Something tugged at the back of Kaoru’s mind, a concern. Kojiro was ambitious, always so passionate about his craft. His was a passion that Kaoru knew would never settle, one that could never be shelved or put aside. One thing about Kojiro was that once he had a goal—a real, serious, life goal—he was bound to it. 

 

Kaoru sighed. From experience, he knew that reaching your goal meant nothing you had no one to celebrate them with.  And for years, that “someone” had been himself, sometimes intimately in the way that only the closest of friends could, but more often than not from a cool distance. 

 

Kaoru had had enough distance from his friend. He took a breath and stepped inside the kitchen. 

 

“Give it up already, Nanjo.” 

 

Shit. His voice sounded wrong. What was meant to be nonchalant came out… somewhat exhausted? “It’s close enough.” 

 

Kojiro looked at Kaoru as if he had died and came back to haunt him. He whipped his body around with more speed than Kaoru thought his overgrown muscles were capable of, mouth open and gaping at him like a fresh fish at the market. 

 

“Looks like the cat’s out of the bag. It was a pretty shitty one to begin with.” 

 

He could see the wheels turning in Kojiro’s brain. “You.. knew? Since when?”

 

“Since when?” was a good question. Kaoru himself couldn’t think of an answer—one day he’d just caught Kojiro’s eye, saw him glance at him a certain way, and he just knew. The incident in Italy wasn’t the only confirmation of the shift in their relationship, it was just one more piece of the puzzle. 

 

But he wasn’t going to explain that now. 

 

“Since you kicked me to the streets in a foreign country, you idiot. I know what jealousy looks like.”

 

“You’re never going to let me down for that, are you?”

 

“Why should I?” he asked with a little more igdignance than the situation probably called for. 

 

Kojiro huffed. “Fair enough.
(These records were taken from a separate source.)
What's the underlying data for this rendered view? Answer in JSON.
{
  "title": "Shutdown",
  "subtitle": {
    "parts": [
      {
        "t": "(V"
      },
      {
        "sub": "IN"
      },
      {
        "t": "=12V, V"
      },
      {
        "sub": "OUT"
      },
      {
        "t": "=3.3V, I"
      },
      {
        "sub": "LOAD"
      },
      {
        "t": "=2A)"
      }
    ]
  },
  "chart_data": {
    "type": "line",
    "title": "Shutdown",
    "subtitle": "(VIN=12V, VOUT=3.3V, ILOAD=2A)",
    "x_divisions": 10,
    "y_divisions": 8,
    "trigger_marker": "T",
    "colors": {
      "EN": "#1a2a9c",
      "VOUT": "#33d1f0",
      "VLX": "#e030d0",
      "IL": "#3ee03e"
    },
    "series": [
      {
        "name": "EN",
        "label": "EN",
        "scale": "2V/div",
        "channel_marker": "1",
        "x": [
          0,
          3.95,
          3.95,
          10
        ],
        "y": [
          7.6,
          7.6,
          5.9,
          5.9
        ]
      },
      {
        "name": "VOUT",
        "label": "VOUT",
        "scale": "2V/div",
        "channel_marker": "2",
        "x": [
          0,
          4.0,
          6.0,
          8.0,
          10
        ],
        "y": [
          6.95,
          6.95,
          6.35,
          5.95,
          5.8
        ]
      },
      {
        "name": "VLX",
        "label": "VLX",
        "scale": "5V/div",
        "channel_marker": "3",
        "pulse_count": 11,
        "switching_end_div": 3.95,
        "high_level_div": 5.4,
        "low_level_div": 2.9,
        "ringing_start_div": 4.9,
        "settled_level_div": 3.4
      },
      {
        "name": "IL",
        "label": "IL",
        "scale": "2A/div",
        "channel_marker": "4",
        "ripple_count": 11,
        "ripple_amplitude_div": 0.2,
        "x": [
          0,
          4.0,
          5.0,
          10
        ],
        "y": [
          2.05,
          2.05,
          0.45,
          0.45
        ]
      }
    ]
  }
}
But we’re getting off topic. You know how I feel, but”—Kaoru could see him trying to steel himself—“How… What do you think?”

 

There he went again, being considerate. Damn him for making him try to decipher the mess of emotion churning around in his heart. They both knew that his dating track record was less-than-ideal. He was too blunt, too straightforward, too caught up in his own life to date a complete stranger. Kojiro was one of his closest friends, sure, but so had Ainosuke at one point, and that turned out worse than he could’ve imagined. 

 

But there was something, some voice deep inside him, that whispered, “ But this is Kojiro.”

 

He sighed. “Dating your best friend seems like a recipe for disaster. Too chaotic.” He gestured at the space between them. “I mean, look at us now. We can barely get through a confession.” 

 

He meant it as a joke, a last ditch attempt at forced nonchalance .  But his tone gave him away; Kojiro’s face lit up despite the complaint. That familiar, overconfident smile spread across his lips. 

 

“If you call this an argument, I’d hate to see what happens when we’re both actually mad. And besides, none of my recipes are disasters,” he added. “A little chaos never hurts anyone.”

 

Kaoru snorted. “Easy for you to say. Some of us actually have brains and can’t muscle our way through our problems.” Even as he said it, he gave himself a small smile. As ambitious, loud, overprotective, and overall chaotic Nanjo Kojiro was, there was still some order to the frenzied whirl of him that never failed to sweep Kaoru away.

Maybe there was such a thing as organized chaos.